There's also a layer of pain associated with being a man. I've always heard, since I was a kid, that men are sexual predators, the worst, purely evil.
My CPTSD makes me very protective, leaning towards avoidant attachment or maybe disorganized, my main defense mechanism is to isolate or push people away because I don't expect anyone to accept me or understand me so I prefer to disappear or let them go.
Also, I'm weird, I struggle with pressure so I make mistakes, criticism triggers me and I'm socially awkward, I forget names, I struggle with memory, I'm incapable of doing math because of dissociation, my attention goes to weird places, I'm very sensitive and I offend without meaning to even though I'm always trying to make people comfortable and to be unassuming. I've always put a lot of pressure on myself to improve, to learn to be a normal human being but I keep making people uncomfortable or angry because I can't do things the normal way. I'm so tired of having to adapt, it's never enough. I just want to be accepted for who I am. I'm tired of seeing "the look", this expression people have when they realize "Oh... this guy is weird". I'm tired of going to parties, pushing myself to mingle and to see people getting increasingly uncomfortable because of me. Fake it till you make isn't working.

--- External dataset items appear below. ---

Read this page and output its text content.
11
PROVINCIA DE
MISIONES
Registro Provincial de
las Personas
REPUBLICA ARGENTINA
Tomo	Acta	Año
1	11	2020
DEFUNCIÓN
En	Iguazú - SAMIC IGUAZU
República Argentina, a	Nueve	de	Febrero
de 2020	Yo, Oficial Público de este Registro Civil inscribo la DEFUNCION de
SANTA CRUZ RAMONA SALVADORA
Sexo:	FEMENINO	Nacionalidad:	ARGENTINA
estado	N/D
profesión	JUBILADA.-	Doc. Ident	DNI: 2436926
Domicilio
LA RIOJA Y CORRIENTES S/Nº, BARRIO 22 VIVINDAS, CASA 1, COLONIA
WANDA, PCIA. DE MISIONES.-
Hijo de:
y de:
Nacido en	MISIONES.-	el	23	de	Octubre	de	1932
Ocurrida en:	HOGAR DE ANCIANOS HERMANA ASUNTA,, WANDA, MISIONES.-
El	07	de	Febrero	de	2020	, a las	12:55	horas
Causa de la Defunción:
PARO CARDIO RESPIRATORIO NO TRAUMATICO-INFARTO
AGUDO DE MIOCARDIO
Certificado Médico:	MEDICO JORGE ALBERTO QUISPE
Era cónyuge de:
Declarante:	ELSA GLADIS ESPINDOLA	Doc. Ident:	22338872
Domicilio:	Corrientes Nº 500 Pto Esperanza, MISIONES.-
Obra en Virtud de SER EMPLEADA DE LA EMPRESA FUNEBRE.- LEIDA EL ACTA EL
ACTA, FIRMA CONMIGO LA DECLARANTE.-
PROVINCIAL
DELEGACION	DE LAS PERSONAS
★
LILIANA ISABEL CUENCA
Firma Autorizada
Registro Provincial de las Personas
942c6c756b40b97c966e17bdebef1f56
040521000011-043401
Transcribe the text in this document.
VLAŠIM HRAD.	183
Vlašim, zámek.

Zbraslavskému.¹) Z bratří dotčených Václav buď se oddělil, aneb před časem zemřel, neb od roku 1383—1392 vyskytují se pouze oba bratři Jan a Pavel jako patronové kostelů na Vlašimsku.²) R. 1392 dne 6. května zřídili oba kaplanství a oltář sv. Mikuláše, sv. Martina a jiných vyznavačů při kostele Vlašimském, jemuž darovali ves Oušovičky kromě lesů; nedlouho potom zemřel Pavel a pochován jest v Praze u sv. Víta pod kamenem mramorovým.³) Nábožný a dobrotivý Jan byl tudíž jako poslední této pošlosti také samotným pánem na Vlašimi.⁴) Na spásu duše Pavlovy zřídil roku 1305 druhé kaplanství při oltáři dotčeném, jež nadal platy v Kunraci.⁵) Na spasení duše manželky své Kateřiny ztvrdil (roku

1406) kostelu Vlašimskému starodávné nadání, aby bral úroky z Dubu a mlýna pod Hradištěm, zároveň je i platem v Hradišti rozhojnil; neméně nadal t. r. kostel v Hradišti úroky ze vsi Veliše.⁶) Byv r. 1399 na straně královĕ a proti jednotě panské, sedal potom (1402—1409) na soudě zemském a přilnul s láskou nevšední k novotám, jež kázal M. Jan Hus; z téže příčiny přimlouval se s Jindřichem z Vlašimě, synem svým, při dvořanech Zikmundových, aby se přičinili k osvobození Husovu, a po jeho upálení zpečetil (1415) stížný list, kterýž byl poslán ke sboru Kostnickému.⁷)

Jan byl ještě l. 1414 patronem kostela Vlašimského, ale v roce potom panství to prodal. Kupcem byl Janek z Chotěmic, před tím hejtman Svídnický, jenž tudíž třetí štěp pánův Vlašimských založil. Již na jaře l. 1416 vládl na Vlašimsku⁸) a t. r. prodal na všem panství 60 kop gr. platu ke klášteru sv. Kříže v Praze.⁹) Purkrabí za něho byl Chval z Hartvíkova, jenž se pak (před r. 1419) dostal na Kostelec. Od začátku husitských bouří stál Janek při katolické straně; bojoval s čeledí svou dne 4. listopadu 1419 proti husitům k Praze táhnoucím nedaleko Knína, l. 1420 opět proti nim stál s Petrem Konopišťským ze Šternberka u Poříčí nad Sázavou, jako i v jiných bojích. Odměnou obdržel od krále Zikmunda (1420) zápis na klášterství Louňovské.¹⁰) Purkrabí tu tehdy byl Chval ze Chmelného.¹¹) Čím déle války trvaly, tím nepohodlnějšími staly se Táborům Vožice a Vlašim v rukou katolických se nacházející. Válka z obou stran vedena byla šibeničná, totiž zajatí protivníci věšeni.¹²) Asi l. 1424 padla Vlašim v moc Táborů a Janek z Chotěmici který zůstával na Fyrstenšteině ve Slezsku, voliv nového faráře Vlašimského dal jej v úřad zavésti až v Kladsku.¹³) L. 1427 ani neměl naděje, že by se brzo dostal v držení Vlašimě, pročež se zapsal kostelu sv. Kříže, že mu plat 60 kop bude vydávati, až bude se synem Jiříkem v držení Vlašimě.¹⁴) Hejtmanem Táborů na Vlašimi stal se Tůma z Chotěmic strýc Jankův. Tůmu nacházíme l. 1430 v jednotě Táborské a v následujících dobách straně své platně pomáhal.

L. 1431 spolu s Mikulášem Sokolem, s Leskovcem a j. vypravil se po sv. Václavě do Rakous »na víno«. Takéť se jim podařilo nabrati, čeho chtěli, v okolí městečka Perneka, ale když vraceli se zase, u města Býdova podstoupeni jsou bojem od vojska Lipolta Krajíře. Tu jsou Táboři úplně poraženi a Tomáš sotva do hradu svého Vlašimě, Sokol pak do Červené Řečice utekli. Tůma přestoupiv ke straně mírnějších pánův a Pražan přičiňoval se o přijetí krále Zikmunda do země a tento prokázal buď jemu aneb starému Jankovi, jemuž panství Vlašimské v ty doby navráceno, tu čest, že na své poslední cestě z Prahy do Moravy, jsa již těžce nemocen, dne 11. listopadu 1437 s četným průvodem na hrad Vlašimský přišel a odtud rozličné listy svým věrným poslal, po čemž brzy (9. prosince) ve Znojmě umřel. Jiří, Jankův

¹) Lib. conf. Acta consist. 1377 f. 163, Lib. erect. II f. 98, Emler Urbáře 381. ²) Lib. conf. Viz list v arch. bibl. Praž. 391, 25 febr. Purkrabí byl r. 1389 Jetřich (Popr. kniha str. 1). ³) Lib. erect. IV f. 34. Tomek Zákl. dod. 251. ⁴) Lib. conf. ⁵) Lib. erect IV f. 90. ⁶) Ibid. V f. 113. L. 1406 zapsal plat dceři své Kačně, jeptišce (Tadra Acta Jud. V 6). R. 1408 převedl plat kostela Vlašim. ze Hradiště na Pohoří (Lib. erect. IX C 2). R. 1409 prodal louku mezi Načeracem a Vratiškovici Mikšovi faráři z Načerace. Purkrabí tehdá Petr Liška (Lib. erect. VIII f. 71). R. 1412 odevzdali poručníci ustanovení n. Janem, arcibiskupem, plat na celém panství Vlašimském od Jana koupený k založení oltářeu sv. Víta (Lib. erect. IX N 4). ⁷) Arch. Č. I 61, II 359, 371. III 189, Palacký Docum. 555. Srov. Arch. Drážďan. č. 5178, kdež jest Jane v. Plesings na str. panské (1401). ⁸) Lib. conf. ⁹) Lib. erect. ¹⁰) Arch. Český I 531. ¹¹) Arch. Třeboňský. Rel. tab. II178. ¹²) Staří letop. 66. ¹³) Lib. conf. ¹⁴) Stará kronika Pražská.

I think my looks are better than my personality and that confuses people too. I'm a mess of social masks, hypervigilance and coping mechanisms. It's confusing to me and others.
The people I've known who aren't angry or disappointed with me are like this because I've kept them at a distance, they barely know me, our relationship is low stakes.
I've learned a lot about boundaries, I'm trying my best now to avoid associating with self-centered, narcissistic abusive people. But now, all I have is my boundaries and I only feel relatively safe by isolating. I've had so many painful social moments that something has been broken. In a way, it's good because I think many parts of me can't take it anymore. I can't pretend anymore. I can't grind my teeth through discomfort anymore. My parts are screaming that they crave comfort and safety and won't accept anything less than that. But I don't know how to connect anymore. I think I crave things people can't give me anyway.
The only role I was taught is to serve others, I don't know what else to do to connect because whenever I've expected anything in return I was punished. Showing who I truly am irritates or disgusts people. I'm so ashamed that any kind of what I interpret as criticism, rejection or weird facial expressions triggers me right now. It's extremely painful, I feel weak. I've started to believe the anger that was projected on me. I've heard too much, I've seen it too many times, it must be true, they must be right, I'm an awful person. Still, I know I'm not. I'm completely torn and divided inside.
I'm grateful for my sister, she's so patient and understanding with me. She's helped me though terrible moments when I was being abused. She's the only person who truly sees me.